If you put up solar panels and buy all the equipment, you are in it for the ride. There is a substantial amount of money that you can't get back if you wanted to get out. With you compounding stock investment, your capital is never stuck in something that requires for it to sit there to break even. You are making money, year 1, if you assume a 5% return. On the solar panels you are stuck with a depreciating asset that accrued expenses from the start.

You shouldn't assume 3.33% is equivalent to 5% after taxes. The math doesn't work like that.

My preferred scenario for the solar is 20 years with zero residual value and no more savings from that point (extremely conservative). Your 10% return assumption is reasonable, however this will adjust for inflation and is after tax.

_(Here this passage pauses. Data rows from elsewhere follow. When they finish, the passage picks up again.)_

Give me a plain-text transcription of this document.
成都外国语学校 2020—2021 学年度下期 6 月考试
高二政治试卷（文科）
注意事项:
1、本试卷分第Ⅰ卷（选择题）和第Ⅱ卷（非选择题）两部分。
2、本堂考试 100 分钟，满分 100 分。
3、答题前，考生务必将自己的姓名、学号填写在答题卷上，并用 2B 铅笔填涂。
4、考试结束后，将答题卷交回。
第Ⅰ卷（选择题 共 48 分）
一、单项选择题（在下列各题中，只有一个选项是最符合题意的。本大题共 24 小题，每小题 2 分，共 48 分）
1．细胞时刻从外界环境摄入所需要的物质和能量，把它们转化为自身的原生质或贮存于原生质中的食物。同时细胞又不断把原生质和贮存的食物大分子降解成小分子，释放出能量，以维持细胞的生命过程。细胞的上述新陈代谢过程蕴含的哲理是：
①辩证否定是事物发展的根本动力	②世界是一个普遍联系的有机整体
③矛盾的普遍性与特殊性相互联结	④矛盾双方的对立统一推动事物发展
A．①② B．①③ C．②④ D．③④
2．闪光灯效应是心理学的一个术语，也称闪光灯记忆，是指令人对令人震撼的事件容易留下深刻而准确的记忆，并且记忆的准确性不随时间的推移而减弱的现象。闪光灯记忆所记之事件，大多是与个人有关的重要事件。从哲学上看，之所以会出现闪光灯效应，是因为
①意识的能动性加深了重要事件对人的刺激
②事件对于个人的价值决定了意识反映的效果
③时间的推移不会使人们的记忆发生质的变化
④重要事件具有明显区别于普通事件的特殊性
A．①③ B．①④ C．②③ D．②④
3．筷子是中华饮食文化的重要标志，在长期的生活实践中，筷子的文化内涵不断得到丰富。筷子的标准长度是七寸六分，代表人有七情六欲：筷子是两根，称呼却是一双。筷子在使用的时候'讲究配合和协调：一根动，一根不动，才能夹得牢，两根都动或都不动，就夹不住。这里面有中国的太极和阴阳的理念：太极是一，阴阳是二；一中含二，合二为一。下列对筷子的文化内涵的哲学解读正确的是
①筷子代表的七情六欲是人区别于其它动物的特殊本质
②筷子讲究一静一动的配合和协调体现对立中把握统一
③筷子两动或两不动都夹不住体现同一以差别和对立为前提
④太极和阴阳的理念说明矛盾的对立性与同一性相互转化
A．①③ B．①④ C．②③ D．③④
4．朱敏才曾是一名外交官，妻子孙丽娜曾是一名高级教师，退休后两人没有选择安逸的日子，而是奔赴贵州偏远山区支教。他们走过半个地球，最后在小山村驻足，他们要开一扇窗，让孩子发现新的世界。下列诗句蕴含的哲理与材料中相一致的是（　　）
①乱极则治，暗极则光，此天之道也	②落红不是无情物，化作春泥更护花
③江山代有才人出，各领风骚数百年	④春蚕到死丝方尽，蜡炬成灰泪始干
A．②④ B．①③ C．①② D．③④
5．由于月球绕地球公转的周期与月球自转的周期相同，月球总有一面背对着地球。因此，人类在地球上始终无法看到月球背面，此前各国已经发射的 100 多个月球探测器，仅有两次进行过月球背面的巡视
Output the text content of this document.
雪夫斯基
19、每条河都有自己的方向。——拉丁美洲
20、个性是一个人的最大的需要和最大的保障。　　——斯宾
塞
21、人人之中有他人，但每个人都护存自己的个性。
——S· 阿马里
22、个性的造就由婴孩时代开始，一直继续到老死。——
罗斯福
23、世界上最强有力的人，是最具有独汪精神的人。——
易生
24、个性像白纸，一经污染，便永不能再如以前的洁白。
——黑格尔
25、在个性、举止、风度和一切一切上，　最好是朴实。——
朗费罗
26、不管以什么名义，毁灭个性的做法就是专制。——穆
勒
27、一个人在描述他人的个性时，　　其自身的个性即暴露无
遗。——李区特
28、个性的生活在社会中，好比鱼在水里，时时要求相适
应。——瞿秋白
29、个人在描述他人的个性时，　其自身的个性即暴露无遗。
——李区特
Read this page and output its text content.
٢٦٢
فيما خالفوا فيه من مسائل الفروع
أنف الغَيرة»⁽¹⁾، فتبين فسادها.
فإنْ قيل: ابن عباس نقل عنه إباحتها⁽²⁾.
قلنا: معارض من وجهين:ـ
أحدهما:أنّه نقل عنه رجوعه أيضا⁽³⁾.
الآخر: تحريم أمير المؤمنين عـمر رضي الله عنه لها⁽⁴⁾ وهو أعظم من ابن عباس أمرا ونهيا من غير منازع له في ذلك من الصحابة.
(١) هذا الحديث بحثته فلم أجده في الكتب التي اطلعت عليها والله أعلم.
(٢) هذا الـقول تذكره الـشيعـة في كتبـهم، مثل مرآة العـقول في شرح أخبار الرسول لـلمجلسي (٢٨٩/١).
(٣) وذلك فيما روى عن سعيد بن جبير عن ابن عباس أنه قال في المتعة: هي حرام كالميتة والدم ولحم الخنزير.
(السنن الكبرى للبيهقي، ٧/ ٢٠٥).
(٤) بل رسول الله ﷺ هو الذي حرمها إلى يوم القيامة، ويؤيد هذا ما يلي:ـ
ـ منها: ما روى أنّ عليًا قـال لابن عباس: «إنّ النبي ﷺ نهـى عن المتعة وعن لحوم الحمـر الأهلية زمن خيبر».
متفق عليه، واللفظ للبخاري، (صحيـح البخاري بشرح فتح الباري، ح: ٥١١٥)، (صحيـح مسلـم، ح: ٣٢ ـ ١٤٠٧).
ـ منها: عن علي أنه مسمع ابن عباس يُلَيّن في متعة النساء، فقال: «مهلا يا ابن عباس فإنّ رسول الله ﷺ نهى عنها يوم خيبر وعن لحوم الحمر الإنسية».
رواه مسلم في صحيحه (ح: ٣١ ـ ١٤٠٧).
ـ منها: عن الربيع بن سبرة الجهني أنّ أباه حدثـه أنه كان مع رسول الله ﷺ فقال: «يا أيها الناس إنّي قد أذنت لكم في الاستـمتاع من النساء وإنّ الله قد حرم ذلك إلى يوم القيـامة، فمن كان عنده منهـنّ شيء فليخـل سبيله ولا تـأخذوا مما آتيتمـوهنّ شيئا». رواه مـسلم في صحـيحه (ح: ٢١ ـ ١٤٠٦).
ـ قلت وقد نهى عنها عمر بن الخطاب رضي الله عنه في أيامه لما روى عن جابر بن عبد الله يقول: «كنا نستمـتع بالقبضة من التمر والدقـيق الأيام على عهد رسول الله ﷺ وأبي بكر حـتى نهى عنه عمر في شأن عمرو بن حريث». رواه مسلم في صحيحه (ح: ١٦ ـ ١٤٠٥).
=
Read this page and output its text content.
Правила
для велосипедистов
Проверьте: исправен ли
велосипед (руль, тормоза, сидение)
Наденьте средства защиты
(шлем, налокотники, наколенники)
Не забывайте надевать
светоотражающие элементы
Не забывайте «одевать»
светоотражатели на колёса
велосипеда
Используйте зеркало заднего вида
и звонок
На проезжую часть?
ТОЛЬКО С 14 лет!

As to your 5% return, not sure what you meant by maths doesn't work like that but as we are talking about an investment not theoretical maths you 100% do need to adjust for tax and inflation.

So to get 5% after tax and inflation you really need 5% +2% = 7% (our inflation was 1.97% last year, target band is 2 to 3%)

Now you need to consider tax because those earnings will taxable. A safe assumption in Australia is you earn over 37,000pa, thus are taxed at 33.5%.
So 7%/(1-.335)
7%/.665= 10.5%

That's higher than the s&p500 over the last 90 years. Thus clearly very high risk and in no way comparable to something which is more bond like in risk.